There are two kinds of RAR file sets that you'll commonly run into. RAR file sets created with an older version of WinRAR (before version 3.0) have filenames that will look somewhat like this: filename.r00, filename.r01, filename.r02, etc., with the last file in the set named filename.rar. Newer versions of WinRAR (version 3.0 and above) create file sets with names that look like this: filename.part01.rar, filename.part02.rar, filename.part03.rar, etc., counting up to the total number of files in the set. Newer versions of WinRAR can create the "old" style filenames, but usually this isn't done.

The most important thing to remember when using WinRAR is to make sure that you always have the latest version if you are downloading RAR files. Most of the problems that people have with files being corrupt or unusable come from attempting to open a set of RAR files in a version of WinRAR that is older than the version used to create the RAR files. This is also one of the first things to check (after running a PAR or SFV validation as outlined below) if you attempt to open a set of RAR files and get errors saying that the compression isn't valid or other errors of that type.

WinRAR will also give you warnings and errors if any of the parts are corrupt or missing from having been uploaded or downloaded improperly. Sometimes the file errors are negligible, and you can actually still use the files - by checking "keep broken files" in the UnRAR options, you can save the file even though it's damaged, and see if it's still usable.

If the RAR files are loaded out of order - say you doubleclicked on the ".r04" file instead of the ".rar" file, or the "part04.rar" file rather than the "part01.rar" file - it's possible to accidentally unRAR only part of the files in the archive. Sometimes in this case you will be prompted with options including "extract all files and folders from the current" - always click on that option in that case, but it's safest to simply make a habit of opening the RAR file set by clicking on the ".rar" or "part01.rar" file to make sure the set is completely loaded.

Once the file set is open, the dialog will show all the files in the archive. Select them all, right-click them, and choose "Extract to the specified folder", and choose the folder that you want to save the file(s) to. If you type in a folder name that does not exist, it will be created.

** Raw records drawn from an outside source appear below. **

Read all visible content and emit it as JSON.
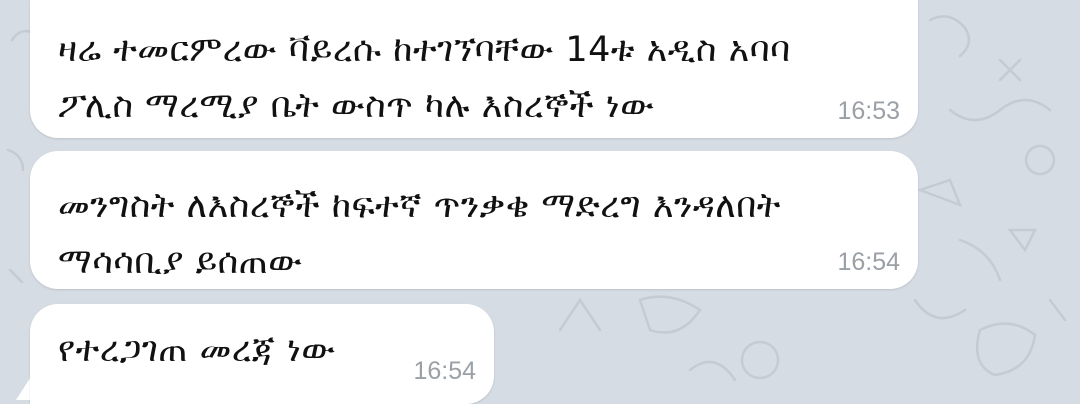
{
  "messages": [
    {
      "text": "ዛሬ ተመርምረው ቫይረሱ ከተገኘባቸው 14ቱ አዲስ አባባ\nፖሊስ ማረሚያ ቤት ውስጥ ካሉ እስረኞች ነው",
      "time": "16:53"
    },
    {
      "text": "መንግስት ለእስረኞች ከፍተኛ ጥንቃቄ ማድረግ እንዳለበት\nማሳሳቢያ ይሰጠው",
      "time": "16:54"
    },
    {
      "text": "የተረጋገጠ መረጃ ነው",
      "time": "16:54"
    }
  ],
  "colors": {
    "chat_background": "#d6dce3",
    "bubble": "#ffffff",
    "timestamp": "#9aa0a6"
  }
}
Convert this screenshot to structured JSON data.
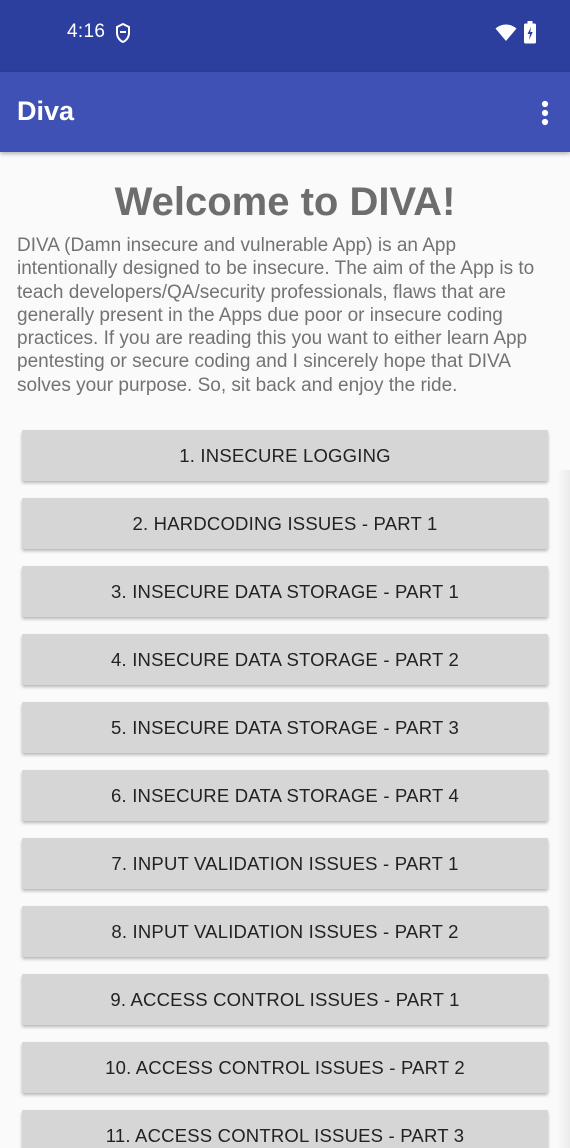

WinRAR with a set of RAR files loaded, ready to extract. This is the same set of files used in the PAR and PAR2 examples below.

But what if the archive files are corrupt or incomplete? Often, almost always with experienced and considerate posters, there will be, along with the posted files some recovery files. The first thing to do is to download the files or archives themselves. If there is a file with the extension ".sfv" in the post, you can download it to test the download to see if it's complete and undamaged. To use these files, get one of several utilities to read them including cSFV (freeware) at xxx, or QuickSFV from xxx. The SFV files are quite small, so they are easy and fast to download. Just open the SFV file, and the program will test the downloaded files and notify you of any that are missing or damaged.

If any of the files are missing or damaged, they can be repaired using any PAR or PAR2 files that were included with the post. The way that these files work uses the same technology as recoverable disk drive volumes using "Parity" records (hence the "par" designation).

Parity correction files (often referred to as Parchive files)
.par files (and .pxx)
This type of PAR set based on the PAR1 specification consists of on file with an extension ".par" which is a small text file used to check the files and define the set in much the same way that an SFV file is used, and a number of files with the extensions .p01, .p02, .p03, etc. (I'll call these collectively pxx files) which are the actual parity data files. Each of the pxx files is just a bit larger than the largest file in the set of files to be repaired. To use these files, you will need one pxx file for each file that you need to replace or repair. Open the par file with any of several utilities - FSRaid, SmartPAR, or QuickPAR. Sourceforge (http://parchive.sourceforge.net) has both technical information and links to download all of these clients. My preference in PAR1 software is Fluid Studios' FSRaid.


Set of downloaded RAR files with PAR files for repair. Note that "testfile.part04.rar" is missing!

Once the files are checked, the software will allow you to perform the repairs. The repaired files are completely compatible with the originals, there is no loss of data or quality by repairing using this method. The method I usually use is to download just the ".par" file and the files I want, then use FSRaid to test the files. If any repairs are necessary, it will tell you how many pxx files you will need - go back to the newsgroup and download just the number you need, if any, and you don't waste download megabytes getting unnecessary files.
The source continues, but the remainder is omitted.